The Metrics behind High-Performing DevOps Organizations
The 2019 Accelerate State of DevOps report was recently released. This annual research compilation is a great resource to see what’s going on in the world of agile and DevOps.
The report evaluates organizations against five key metrics, collectively called software delivery and operational performance metrics:
- Lead time for changes: How long does it take for a change to get from dev to production?
- Deployment frequency: How often is change deployed?
- Time to restore service: If production has an issue, how long until it is corrected?
- Change failure rate: What percentage of changes deployed to production don’t work properly?
- Availability: How often is a service able to be accessed by end-users?
What I’ve always liked about the first four metrics is that they measure the effectiveness of the software development and delivery process by evaluating a combination of speed and quality. Many organizations feel there is a significant tradeoff between these characteristics, but in reality, high-performing organizations achieve speed and quality.
The metric I always jump to first when reading this report is change failure rate, as it is the one most associated with testing and quality. This is a great metric to measure the quality of the entire software development, testing, and delivery process.
Unfortunately, in 2019, much like in past years, the gap between the highest- and lowest-performing organizations is significant when it comes to change failure rates. The highest-performing organizations have a change failure rate seven times better than low performers. And while the gap for lead time for changes has closed, the quality gap has not.
If you’ve spent any time talking to organizations that are low performers, the reasons this is the case should be obvious. While there are often many causes for struggle, one called out by the Accelerate report is the lack of automation in these organizations.
We know that automation does not solve all of our quality challenges, but the report highlights how many of the highest-performing organizations (the top 20%) leverage automation, compared to the lowest performers (the bottom 12%).
What the report calls elite performers are embracing automation more in a variety of key areas:
- Builds (about 44% more)
- Unit tests (about 53% more)
- Acceptance tests (about 107% more)
- Performance tests (about 56% more)
- Security tests (about 107% more)
- Provisioning and deployment to test environments (about 85% more)

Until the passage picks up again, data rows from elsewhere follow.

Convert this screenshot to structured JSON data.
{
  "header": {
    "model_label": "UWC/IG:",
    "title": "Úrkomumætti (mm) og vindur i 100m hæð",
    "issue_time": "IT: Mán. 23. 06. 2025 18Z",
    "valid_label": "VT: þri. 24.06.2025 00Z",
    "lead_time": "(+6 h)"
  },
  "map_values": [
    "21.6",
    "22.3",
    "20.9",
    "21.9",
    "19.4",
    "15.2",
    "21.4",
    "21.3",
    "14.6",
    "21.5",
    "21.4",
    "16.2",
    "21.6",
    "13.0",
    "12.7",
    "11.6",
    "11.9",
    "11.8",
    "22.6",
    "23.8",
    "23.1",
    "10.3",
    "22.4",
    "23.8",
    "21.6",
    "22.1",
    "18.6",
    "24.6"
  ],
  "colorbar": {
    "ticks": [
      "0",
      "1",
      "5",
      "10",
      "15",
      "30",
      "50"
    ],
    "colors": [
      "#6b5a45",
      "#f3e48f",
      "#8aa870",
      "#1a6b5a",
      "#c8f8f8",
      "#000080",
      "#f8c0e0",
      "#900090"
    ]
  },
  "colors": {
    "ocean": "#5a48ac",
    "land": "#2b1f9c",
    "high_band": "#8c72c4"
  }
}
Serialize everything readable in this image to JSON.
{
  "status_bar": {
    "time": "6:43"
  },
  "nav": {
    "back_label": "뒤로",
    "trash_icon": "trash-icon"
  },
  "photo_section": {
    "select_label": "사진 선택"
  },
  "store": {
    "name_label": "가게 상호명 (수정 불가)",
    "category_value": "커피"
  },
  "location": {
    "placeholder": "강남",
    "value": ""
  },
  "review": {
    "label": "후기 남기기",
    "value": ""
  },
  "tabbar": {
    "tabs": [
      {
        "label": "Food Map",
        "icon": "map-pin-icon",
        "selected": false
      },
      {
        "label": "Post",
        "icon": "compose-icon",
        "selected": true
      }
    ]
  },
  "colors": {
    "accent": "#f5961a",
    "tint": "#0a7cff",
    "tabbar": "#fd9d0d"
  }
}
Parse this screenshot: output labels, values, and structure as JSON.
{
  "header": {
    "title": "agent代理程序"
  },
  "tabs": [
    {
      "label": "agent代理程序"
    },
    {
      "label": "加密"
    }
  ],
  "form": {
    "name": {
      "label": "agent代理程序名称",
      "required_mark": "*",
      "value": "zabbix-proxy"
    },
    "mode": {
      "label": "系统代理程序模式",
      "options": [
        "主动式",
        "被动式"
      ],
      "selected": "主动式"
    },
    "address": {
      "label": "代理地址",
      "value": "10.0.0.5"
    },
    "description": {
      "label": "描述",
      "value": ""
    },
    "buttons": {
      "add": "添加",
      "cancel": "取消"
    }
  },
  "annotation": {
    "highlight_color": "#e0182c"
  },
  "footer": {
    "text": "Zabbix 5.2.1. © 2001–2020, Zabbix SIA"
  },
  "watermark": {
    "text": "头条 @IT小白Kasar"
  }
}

Low performers recognize that they need to improve quality, but their approaches are not very effective. They may fire all of the QA staff and turn testing over to developers (or outsource it), create a new, centralized automation group for the entire organization, or purchase an automation tool and foist it upon the QA organization, telling them to just get started.
Getting into automation requires education and support for the QA team, with everyone embracing the culture behind automation and the practices that will drive it.